Geschrieben ist das Buch auf äußerst deprimierende und herunterziehende Art und Weise: sehr authentisch dafür, dass wir uns im Kopf eines manisch-depressiven Menschen befinden, der gerade in einer depressiven Episode ist und seinem Leben ein Ende setzen will. Diese Darstellung ist unglaublich realistisch und man lernt dabei sehr viel über das Innenleben solcher Menschen. Zum Lesevergnügen macht das dieses Buch aber nicht, man muss diese Düsternis aushalten und sich davon gut distanzieren können. Deshalb empfehle ich das Buch explizit nur Menschen mit einem stabilen psychischen Zustand. Wer schon zur Depression neigt, der halte sich von diesem Buch fern, es könnte sehr triggern und eigene suizidale Tendenzen verstärken.
Es ist ein sehr kluges Buch, nicht nur aufgrund der oben erwähnten authentischen Darstellung des dahinterliegenden Störungsbildes, sondern auch aufgrund der gesellschaftlichen Fragen, die es aufwirft: ist es legitim, unser eigenes Ende zu bestimmen? Sollen Institutionen dabei unterstützen? Welcher Teil in Menschen ist es, der so unbedingt sterben möchte, und sollten wir diesem zugestehen, die alleinige Entscheidung darüber zu treffen? Und was ist, wenn der betroffene Mensch seinen Sterbewunsch wieder zu hinterfragen beginnt: nachdem er schon schriftlich zugestimmt hat, sich in der betreffenden Institution befindet und viele der Wunschsimulationen in Anspruch genommen hat?

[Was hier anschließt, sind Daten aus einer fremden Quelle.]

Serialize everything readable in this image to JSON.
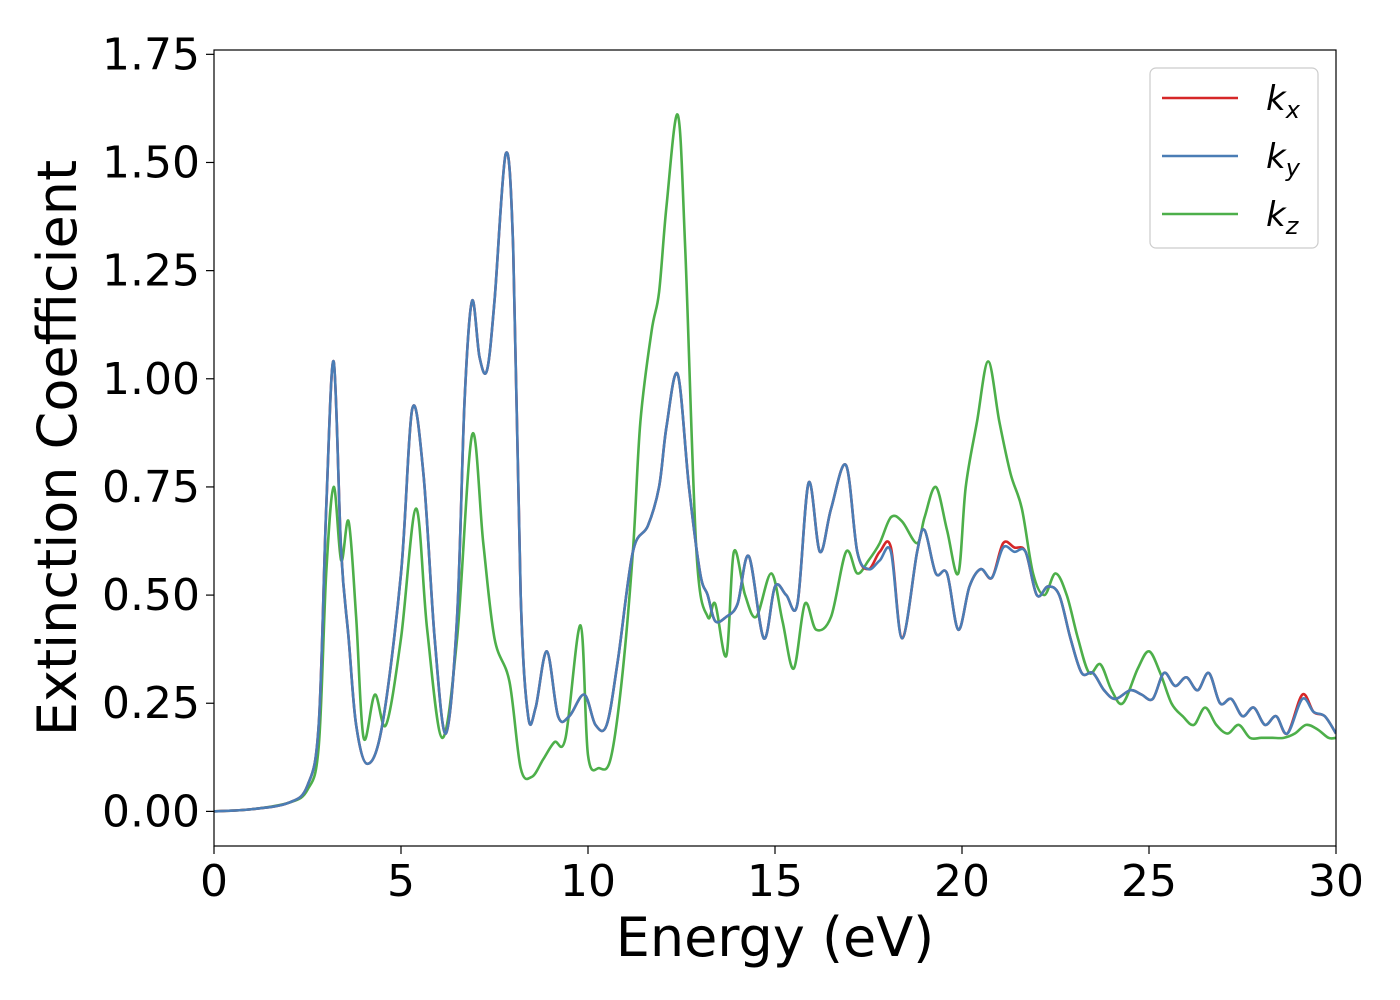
{
  "chart_data": {
    "type": "line",
    "title": "",
    "xlabel": "Energy (eV)",
    "ylabel": "Extinction Coefficient",
    "xlim": [
      0,
      30
    ],
    "ylim": [
      -0.08,
      1.76
    ],
    "xticks": [
      0,
      5,
      10,
      15,
      20,
      25,
      30
    ],
    "yticks": [
      0.0,
      0.25,
      0.5,
      0.75,
      1.0,
      1.25,
      1.5,
      1.75
    ],
    "xtick_labels": [
      "0",
      "5",
      "10",
      "15",
      "20",
      "25",
      "30"
    ],
    "ytick_labels": [
      "0.00",
      "0.25",
      "0.50",
      "0.75",
      "1.00",
      "1.25",
      "1.50",
      "1.75"
    ],
    "grid": false,
    "legend_position": "top-right",
    "series": [
      {
        "name": "k_x",
        "label_base": "k",
        "label_sub": "x",
        "color": "#d62728",
        "x": [
          0,
          1,
          2,
          2.5,
          2.8,
          3.0,
          3.2,
          3.4,
          3.6,
          3.8,
          4.1,
          4.5,
          5.0,
          5.3,
          5.6,
          5.9,
          6.2,
          6.5,
          6.7,
          6.9,
          7.1,
          7.3,
          7.5,
          7.8,
          8.0,
          8.2,
          8.4,
          8.6,
          8.9,
          9.2,
          9.5,
          9.9,
          10.2,
          10.5,
          10.8,
          11.2,
          11.6,
          11.9,
          12.1,
          12.4,
          12.7,
          13.0,
          13.2,
          13.4,
          13.7,
          14.0,
          14.3,
          14.7,
          15.0,
          15.3,
          15.6,
          15.9,
          16.2,
          16.5,
          16.9,
          17.2,
          17.5,
          17.8,
          18.1,
          18.4,
          18.8,
          19.0,
          19.3,
          19.6,
          19.9,
          20.2,
          20.5,
          20.8,
          21.1,
          21.4,
          21.7,
          22.0,
          22.3,
          22.6,
          22.9,
          23.2,
          23.5,
          23.8,
          24.1,
          24.5,
          24.8,
          25.1,
          25.4,
          25.7,
          26.0,
          26.3,
          26.6,
          26.9,
          27.2,
          27.5,
          27.8,
          28.1,
          28.4,
          28.7,
          29.1,
          29.4,
          29.7,
          30
        ],
        "y": [
          0,
          0.005,
          0.02,
          0.06,
          0.2,
          0.7,
          1.04,
          0.6,
          0.4,
          0.2,
          0.11,
          0.2,
          0.55,
          0.93,
          0.78,
          0.4,
          0.18,
          0.45,
          0.95,
          1.18,
          1.05,
          1.02,
          1.18,
          1.52,
          1.3,
          0.5,
          0.22,
          0.24,
          0.37,
          0.22,
          0.22,
          0.27,
          0.2,
          0.2,
          0.35,
          0.6,
          0.66,
          0.75,
          0.89,
          1.01,
          0.75,
          0.55,
          0.5,
          0.44,
          0.45,
          0.48,
          0.59,
          0.4,
          0.52,
          0.5,
          0.48,
          0.76,
          0.6,
          0.7,
          0.8,
          0.6,
          0.56,
          0.6,
          0.61,
          0.4,
          0.6,
          0.65,
          0.55,
          0.55,
          0.42,
          0.52,
          0.56,
          0.54,
          0.62,
          0.61,
          0.6,
          0.5,
          0.52,
          0.5,
          0.4,
          0.32,
          0.32,
          0.28,
          0.26,
          0.28,
          0.27,
          0.26,
          0.32,
          0.29,
          0.31,
          0.28,
          0.32,
          0.25,
          0.26,
          0.22,
          0.24,
          0.2,
          0.22,
          0.18,
          0.27,
          0.23,
          0.22,
          0.18
        ]
      },
      {
        "name": "k_y",
        "label_base": "k",
        "label_sub": "y",
        "color": "#4a7db5",
        "x": [
          0,
          1,
          2,
          2.5,
          2.8,
          3.0,
          3.2,
          3.4,
          3.6,
          3.8,
          4.1,
          4.5,
          5.0,
          5.3,
          5.6,
          5.9,
          6.2,
          6.5,
          6.7,
          6.9,
          7.1,
          7.3,
          7.5,
          7.8,
          8.0,
          8.2,
          8.4,
          8.6,
          8.9,
          9.2,
          9.5,
          9.9,
          10.2,
          10.5,
          10.8,
          11.2,
          11.6,
          11.9,
          12.1,
          12.4,
          12.7,
          13.0,
          13.2,
          13.4,
          13.7,
          14.0,
          14.3,
          14.7,
          15.0,
          15.3,
          15.6,
          15.9,
          16.2,
          16.5,
          16.9,
          17.2,
          17.5,
          17.8,
          18.1,
          18.4,
          18.8,
          19.0,
          19.3,
          19.6,
          19.9,
          20.2,
          20.5,
          20.8,
          21.1,
          21.4,
          21.7,
          22.0,
          22.3,
          22.6,
          22.9,
          23.2,
          23.5,
          23.8,
          24.1,
          24.5,
          24.8,
          25.1,
          25.4,
          25.7,
          26.0,
          26.3,
          26.6,
          26.9,
          27.2,
          27.5,
          27.8,
          28.1,
          28.4,
          28.7,
          29.1,
          29.4,
          29.7,
          30
        ],
        "y": [
          0,
          0.005,
          0.02,
          0.06,
          0.2,
          0.7,
          1.04,
          0.6,
          0.4,
          0.2,
          0.11,
          0.2,
          0.55,
          0.93,
          0.78,
          0.4,
          0.18,
          0.45,
          0.95,
          1.18,
          1.05,
          1.02,
          1.18,
          1.52,
          1.3,
          0.5,
          0.22,
          0.24,
          0.37,
          0.22,
          0.22,
          0.27,
          0.2,
          0.2,
          0.35,
          0.6,
          0.66,
          0.75,
          0.89,
          1.01,
          0.75,
          0.55,
          0.5,
          0.44,
          0.45,
          0.48,
          0.59,
          0.4,
          0.52,
          0.5,
          0.48,
          0.76,
          0.6,
          0.7,
          0.8,
          0.6,
          0.56,
          0.58,
          0.6,
          0.4,
          0.6,
          0.65,
          0.55,
          0.55,
          0.42,
          0.52,
          0.56,
          0.54,
          0.61,
          0.6,
          0.6,
          0.5,
          0.52,
          0.5,
          0.4,
          0.32,
          0.32,
          0.28,
          0.26,
          0.28,
          0.27,
          0.26,
          0.32,
          0.29,
          0.31,
          0.28,
          0.32,
          0.25,
          0.26,
          0.22,
          0.24,
          0.2,
          0.22,
          0.18,
          0.26,
          0.23,
          0.22,
          0.18
        ]
      },
      {
        "name": "k_z",
        "label_base": "k",
        "label_sub": "z",
        "color": "#4daf4a",
        "x": [
          0,
          1,
          2,
          2.5,
          2.8,
          3.0,
          3.2,
          3.4,
          3.6,
          3.8,
          4.0,
          4.3,
          4.6,
          5.0,
          5.4,
          5.7,
          6.1,
          6.5,
          6.9,
          7.2,
          7.5,
          7.9,
          8.2,
          8.5,
          8.8,
          9.1,
          9.4,
          9.8,
          10.0,
          10.3,
          10.6,
          10.9,
          11.2,
          11.4,
          11.7,
          11.9,
          12.1,
          12.4,
          12.6,
          12.9,
          13.2,
          13.4,
          13.7,
          13.9,
          14.2,
          14.5,
          14.9,
          15.2,
          15.5,
          15.8,
          16.1,
          16.5,
          16.9,
          17.2,
          17.5,
          17.8,
          18.1,
          18.4,
          18.8,
          19.0,
          19.3,
          19.6,
          19.9,
          20.1,
          20.4,
          20.7,
          21.0,
          21.3,
          21.6,
          21.9,
          22.2,
          22.5,
          22.8,
          23.1,
          23.4,
          23.7,
          24.0,
          24.3,
          24.7,
          25.0,
          25.3,
          25.6,
          25.9,
          26.2,
          26.5,
          26.8,
          27.1,
          27.4,
          27.7,
          28.0,
          28.3,
          28.6,
          28.9,
          29.2,
          29.5,
          29.8,
          30
        ],
        "y": [
          0,
          0.005,
          0.02,
          0.05,
          0.15,
          0.55,
          0.75,
          0.58,
          0.67,
          0.45,
          0.17,
          0.27,
          0.2,
          0.4,
          0.7,
          0.42,
          0.17,
          0.4,
          0.87,
          0.62,
          0.4,
          0.3,
          0.1,
          0.08,
          0.12,
          0.16,
          0.17,
          0.43,
          0.13,
          0.1,
          0.12,
          0.3,
          0.6,
          0.9,
          1.11,
          1.2,
          1.4,
          1.61,
          1.3,
          0.6,
          0.45,
          0.48,
          0.36,
          0.6,
          0.5,
          0.45,
          0.55,
          0.44,
          0.33,
          0.48,
          0.42,
          0.45,
          0.6,
          0.55,
          0.58,
          0.62,
          0.68,
          0.67,
          0.62,
          0.68,
          0.75,
          0.65,
          0.55,
          0.75,
          0.9,
          1.04,
          0.9,
          0.78,
          0.7,
          0.55,
          0.5,
          0.55,
          0.5,
          0.4,
          0.32,
          0.34,
          0.28,
          0.25,
          0.33,
          0.37,
          0.32,
          0.25,
          0.22,
          0.2,
          0.24,
          0.2,
          0.18,
          0.2,
          0.17,
          0.17,
          0.17,
          0.17,
          0.18,
          0.2,
          0.19,
          0.17,
          0.17
        ]
      }
    ]
  }
}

Das Buch wurde völlig zu Recht für die Shortlist des Deutschen Buchpreises nominiert. Es ist anspruchsvolles, gut geschriebenes, originelles und sehr nachdenklich machendes Werk mit vielen klugen Gedanken, die Empathie für psychisch erkrankte Menschen fördern können.
Ich kann die Lektüre insbesondere jenen, die sich für aktuelle gesellschaftliche Entwicklungen und für das Innenleben depressiver oder bipolarer Menschen interessieren, und kein Problem mit einem fordernden, anstrengenden und oft niederdrückenden Lektüreerlebnis voll von Dunkelheit haben, sehr empfehlen. Es lohnt sich, durchzuhalten, man kann aus diesem Buch viel mitnehmen und es hallt lange nach.